Sie laufen immer noch den langen Flur entlang und sind nun kurz vor dem dunklen Rohr, durch das sie durchkrabbeln müssen.

Auf einmal drehen sich die beiden Ärzte blitzartig um.

"Ihr dürft keinem von diesem goldenen Zimmer erzählen!!" Sagt der Arzt, der nicht Jürgen ist, eindringlich.

Überrascht von dieser plötzlichen Ansprache laufen Joao, die Ladies, der Dicke, Samuel, Fiona und der Wachmann ineinander.

Der Dicke hat sich als erstes gefasst.

Er fragt herausfordernd: "Wieso??"

"Weil uns das alle in Teufels Küche bringt!!!" Zischt Jürgen. "Habt ihr verstanden?? Und jetzt weiter! Los - ihr zuerst!" Die Ärzte scheuchen alle nacheinander in das Rohr hinein und klettern dann selbst hinterher. 

Kurz darauf sind sie in der Dekubitusabteilung, wo immer noch riesige Fleischberge von Menschen hin und hergewälzt und durchgeknetet werden.

Der überdrehte Wachmann macht sich einen Spaß daraus, die Magensonde in verrückten Sinuskurven auf die Fleischberge zu sausen zu lassen, die daraufhin noch lauter röhren und sich in letzter Minute aus dem Weg schmeißen. 

In der Rhinitisabteilung liegt immer noch die Oma auf ihrer Liege und funkelt sie böse an, mit grotesk auseinandergedehnten Nasenlöchern. Sie versucht, ihnen irgendetwas zuzuschreien, was aber keiner versteht und sie halt echt auch nicht interessiert. 

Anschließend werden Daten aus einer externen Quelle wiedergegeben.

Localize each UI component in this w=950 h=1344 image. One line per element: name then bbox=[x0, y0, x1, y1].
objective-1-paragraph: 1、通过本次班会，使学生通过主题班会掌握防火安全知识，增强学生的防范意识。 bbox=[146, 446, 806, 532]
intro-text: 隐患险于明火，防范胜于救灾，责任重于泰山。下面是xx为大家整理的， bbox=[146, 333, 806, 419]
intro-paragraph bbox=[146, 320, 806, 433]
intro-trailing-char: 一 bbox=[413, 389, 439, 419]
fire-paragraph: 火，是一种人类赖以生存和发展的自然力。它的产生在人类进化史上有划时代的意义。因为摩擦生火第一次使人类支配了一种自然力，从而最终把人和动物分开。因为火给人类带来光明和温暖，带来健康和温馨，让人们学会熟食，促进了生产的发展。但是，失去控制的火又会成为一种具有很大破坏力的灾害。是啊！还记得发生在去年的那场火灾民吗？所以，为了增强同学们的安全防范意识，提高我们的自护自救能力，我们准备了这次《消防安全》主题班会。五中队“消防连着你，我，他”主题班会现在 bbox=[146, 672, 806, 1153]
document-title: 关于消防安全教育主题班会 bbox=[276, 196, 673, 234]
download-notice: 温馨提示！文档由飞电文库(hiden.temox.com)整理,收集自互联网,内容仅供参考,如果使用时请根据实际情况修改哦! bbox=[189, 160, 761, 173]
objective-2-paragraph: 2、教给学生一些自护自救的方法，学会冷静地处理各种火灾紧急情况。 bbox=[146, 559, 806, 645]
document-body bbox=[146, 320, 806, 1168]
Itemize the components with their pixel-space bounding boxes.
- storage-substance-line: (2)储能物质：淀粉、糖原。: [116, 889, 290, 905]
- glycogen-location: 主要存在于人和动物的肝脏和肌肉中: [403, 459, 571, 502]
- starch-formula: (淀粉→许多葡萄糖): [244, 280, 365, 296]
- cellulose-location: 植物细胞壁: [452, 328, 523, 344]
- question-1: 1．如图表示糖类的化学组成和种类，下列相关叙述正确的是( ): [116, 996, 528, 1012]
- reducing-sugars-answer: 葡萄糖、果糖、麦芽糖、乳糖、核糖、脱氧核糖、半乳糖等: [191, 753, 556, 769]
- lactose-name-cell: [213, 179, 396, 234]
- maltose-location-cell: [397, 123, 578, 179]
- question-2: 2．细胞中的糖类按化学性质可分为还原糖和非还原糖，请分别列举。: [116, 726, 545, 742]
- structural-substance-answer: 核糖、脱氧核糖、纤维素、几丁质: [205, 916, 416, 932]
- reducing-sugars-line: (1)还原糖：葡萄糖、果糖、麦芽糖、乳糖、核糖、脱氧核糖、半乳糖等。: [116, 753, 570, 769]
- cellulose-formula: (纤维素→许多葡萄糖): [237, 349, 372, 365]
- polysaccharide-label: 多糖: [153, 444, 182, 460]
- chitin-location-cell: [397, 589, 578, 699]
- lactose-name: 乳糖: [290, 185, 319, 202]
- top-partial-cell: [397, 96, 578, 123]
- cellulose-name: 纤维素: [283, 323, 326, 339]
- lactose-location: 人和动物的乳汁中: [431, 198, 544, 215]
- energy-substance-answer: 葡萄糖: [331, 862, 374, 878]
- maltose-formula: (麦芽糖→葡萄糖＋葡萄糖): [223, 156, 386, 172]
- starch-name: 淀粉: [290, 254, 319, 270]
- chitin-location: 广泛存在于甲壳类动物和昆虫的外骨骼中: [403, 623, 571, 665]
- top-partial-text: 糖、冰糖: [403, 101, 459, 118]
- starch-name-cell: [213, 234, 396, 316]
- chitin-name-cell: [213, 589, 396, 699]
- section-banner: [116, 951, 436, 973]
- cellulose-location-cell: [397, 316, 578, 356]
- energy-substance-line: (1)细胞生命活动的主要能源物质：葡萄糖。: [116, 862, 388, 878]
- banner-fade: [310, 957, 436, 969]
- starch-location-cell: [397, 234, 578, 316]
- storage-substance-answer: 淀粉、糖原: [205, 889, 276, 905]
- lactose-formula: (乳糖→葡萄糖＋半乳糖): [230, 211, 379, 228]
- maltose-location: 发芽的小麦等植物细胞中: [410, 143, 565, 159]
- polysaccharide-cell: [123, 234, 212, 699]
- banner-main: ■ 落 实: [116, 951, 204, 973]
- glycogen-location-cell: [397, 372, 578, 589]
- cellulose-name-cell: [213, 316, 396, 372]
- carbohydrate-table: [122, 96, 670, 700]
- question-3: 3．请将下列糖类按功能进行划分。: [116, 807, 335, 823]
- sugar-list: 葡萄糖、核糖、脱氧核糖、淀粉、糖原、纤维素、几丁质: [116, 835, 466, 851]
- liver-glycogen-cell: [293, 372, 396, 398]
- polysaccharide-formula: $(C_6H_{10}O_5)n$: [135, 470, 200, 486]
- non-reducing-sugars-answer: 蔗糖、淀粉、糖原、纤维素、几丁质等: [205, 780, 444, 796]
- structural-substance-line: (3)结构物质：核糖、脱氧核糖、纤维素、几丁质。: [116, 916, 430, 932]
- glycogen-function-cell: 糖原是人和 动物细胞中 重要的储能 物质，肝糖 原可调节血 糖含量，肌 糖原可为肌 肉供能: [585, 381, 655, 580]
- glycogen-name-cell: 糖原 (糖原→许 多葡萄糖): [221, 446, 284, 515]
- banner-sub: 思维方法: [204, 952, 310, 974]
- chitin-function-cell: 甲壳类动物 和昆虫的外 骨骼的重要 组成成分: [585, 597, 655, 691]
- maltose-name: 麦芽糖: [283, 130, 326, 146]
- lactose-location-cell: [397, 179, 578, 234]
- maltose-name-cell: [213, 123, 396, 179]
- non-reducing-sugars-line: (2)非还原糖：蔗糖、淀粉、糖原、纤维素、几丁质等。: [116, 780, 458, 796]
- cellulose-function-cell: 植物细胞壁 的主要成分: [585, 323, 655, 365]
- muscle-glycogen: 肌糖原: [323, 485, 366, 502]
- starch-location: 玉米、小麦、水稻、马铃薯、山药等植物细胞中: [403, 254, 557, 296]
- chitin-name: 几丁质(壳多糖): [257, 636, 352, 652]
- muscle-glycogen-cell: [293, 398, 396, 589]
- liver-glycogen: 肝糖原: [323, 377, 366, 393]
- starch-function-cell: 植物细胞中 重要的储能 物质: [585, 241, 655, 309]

Dann stehen sie wieder vor dem Krankenhaus.

Der Wachmann lässt die Magensonde hoch über ihren Köpfen ruhige Kreise fliegen, wo sie von Vögeln neugierig beäugt wird ("Was ist denn das für ein Kollege" krächzt ein Rabe einem Spatz zu, der nur ratlos mit dem Köpfchen zuckt und "weiß nicht" piepst, als die beiden nebeneinander vorbeifliegen.) 

Der Dicke atmet stoßhaft aus, als habe er gerade einen Marathon hinter sich, und stemmt die Hände in die Hüften. "Das war ja was!" Sagt er stolz.

Dann wendet er sich mit erhobenem Zeigefinger an Joao: "Ich wünsche mir übrigens immer noch die Tangoeinlage von Ihnen, zur Hochzeit meiner Nichte!! Dass das bloß nicht in Vergessenheit gerät!"

Doch Joao starrt nur abwesend in die Ferne und murmelt nachdenklich vor sich hin: "Was wohl mit der Oma los war... die hatte doch echt nicht alle Tassen im Schrank." 

Da hören sie schnelle, schlurfende Schritte hinter sich.